5. Por isso, o povo de esquerda tem que vencer as assombrações com que tentam afastá-lo da luta política, ou confundi-lo no modo como combate. Nunca se esquecendo que não tem sentido falar nos políticos em geral, em classe política como um todo homogéneo, em política como uma zona da vida social insalubre  e desqualificante. Os políticos não podem ser encarados em conjunto.Os de esquerda podem ser insuficientes, podem como qualquer ser humano errar, mas fazem parte das forças que tentam contribuir para acelerara a metamorfose das sociedades em que vivemos. Podem ser criticados, devem mesmo estar sujeitos a uma crítica exigente e continuada, para serem corrigidos ou, se for caso disso, substituídos. Mas não pode ser  nunca esquecido que eles são outra coisa, estão de um outro lado relativamente aos políticos de direita, ao pessoal político encarregado da conservação do tipo de sociedade actual,  no plano político-institucional. Os políticos de direita, podem ser naturalmente objecto das  críticas inerentes ao quotidiano da política, mas fundamentalmente eles devem ser criticados por integrarem o bloco que defende que, no essencial, o actual tipo de sociedade se eternize.

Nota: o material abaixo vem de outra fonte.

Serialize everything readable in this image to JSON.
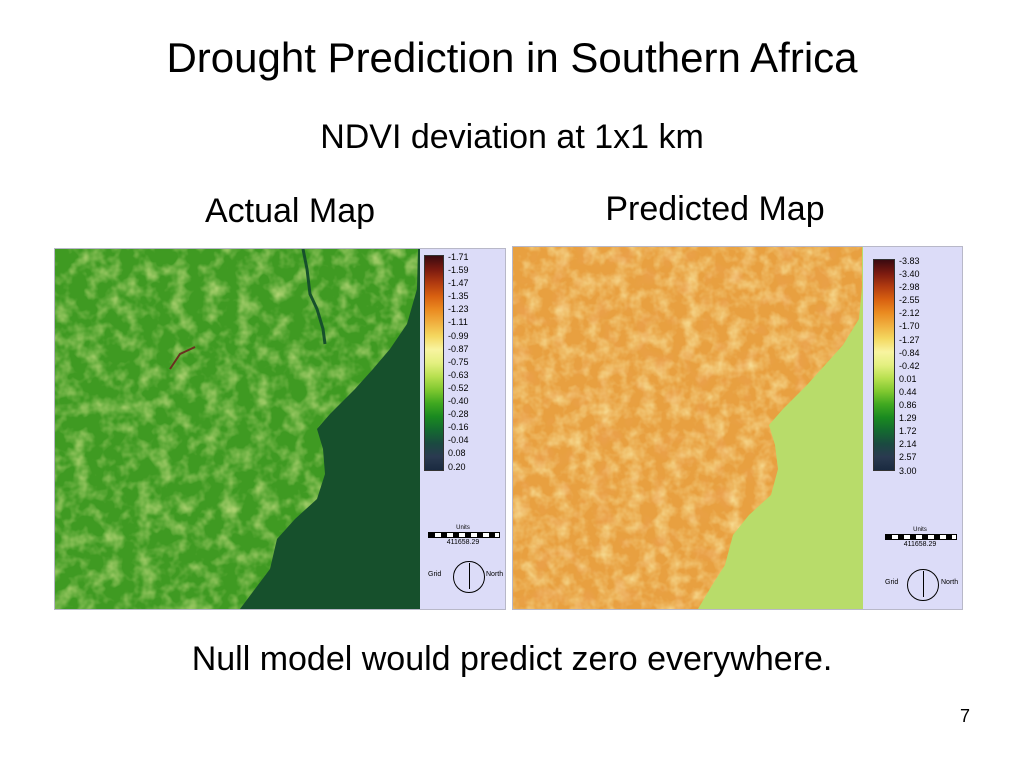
{
  "slide": {
    "title": "Drought Prediction in Southern Africa",
    "subtitle": "NDVI deviation at 1x1 km",
    "footer": "Null model would predict zero everywhere.",
    "page_number": "7"
  },
  "actual_map": {
    "label": "Actual Map",
    "legend_values": [
      "-1.71",
      "-1.59",
      "-1.47",
      "-1.35",
      "-1.23",
      "-1.11",
      "-0.99",
      "-0.87",
      "-0.75",
      "-0.63",
      "-0.52",
      "-0.40",
      "-0.28",
      "-0.16",
      "-0.04",
      "0.08",
      "0.20"
    ],
    "units_label": "Units",
    "scale_value": "411658.29",
    "grid_label": "Grid",
    "north_label": "North",
    "colors": {
      "land": "#3f9a22",
      "ocean": "#16502c"
    }
  },
  "predicted_map": {
    "label": "Predicted Map",
    "legend_values": [
      "-3.83",
      "-3.40",
      "-2.98",
      "-2.55",
      "-2.12",
      "-1.70",
      "-1.27",
      "-0.84",
      "-0.42",
      "0.01",
      "0.44",
      "0.86",
      "1.29",
      "1.72",
      "2.14",
      "2.57",
      "3.00"
    ],
    "units_label": "Units",
    "scale_value": "411658.29",
    "grid_label": "Grid",
    "north_label": "North",
    "colors": {
      "land": "#e8a040",
      "ocean": "#b8dc6a"
    }
  },
  "colorbar": [
    "#3a0a10",
    "#7a1a10",
    "#b03a10",
    "#d86010",
    "#ea8a20",
    "#f0b040",
    "#f4d860",
    "#f8f4a0",
    "#e4f080",
    "#b8e050",
    "#80c830",
    "#40a820",
    "#1a8a20",
    "#146a30",
    "#1a4a40",
    "#2a3a50",
    "#1a2a40"
  ]
}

Repito, para o povo de esquerda  os políticos de esquerda devem ser rigorosamente escrutinados para se avaliar a qualidade  e a intensidade do seu contributo para a transformação da sociedade, no que podem ser insuficientes ou agir equivocadamente. É imprescindível que sejam fieis à ética republicana  e à legalidade democrática, mas também que globalmente sejam eficazes. Para o povo de esquerda os políticos de direita devem ser encarados como uma parcela das forças político-sociais  que o querem manter subalterno, explorado e sem horizontes e como tal combatidos. Interessa-nos que também cumpram a legalidade democrática e se pautem pela ética republicana, que saibam gerir bem o imediato, mas o resto da sua eficácia é-nos indiferente, ou até desvantajosa, no longo prazo.

Tudo isto deve alertar-nos para a necessidade de escolhermos bem os conceitos e as designações que usamos no nosso discurso crítico, de modo a evitarmos que, por erro, estejamos a favorecer aqueles que queremos combater.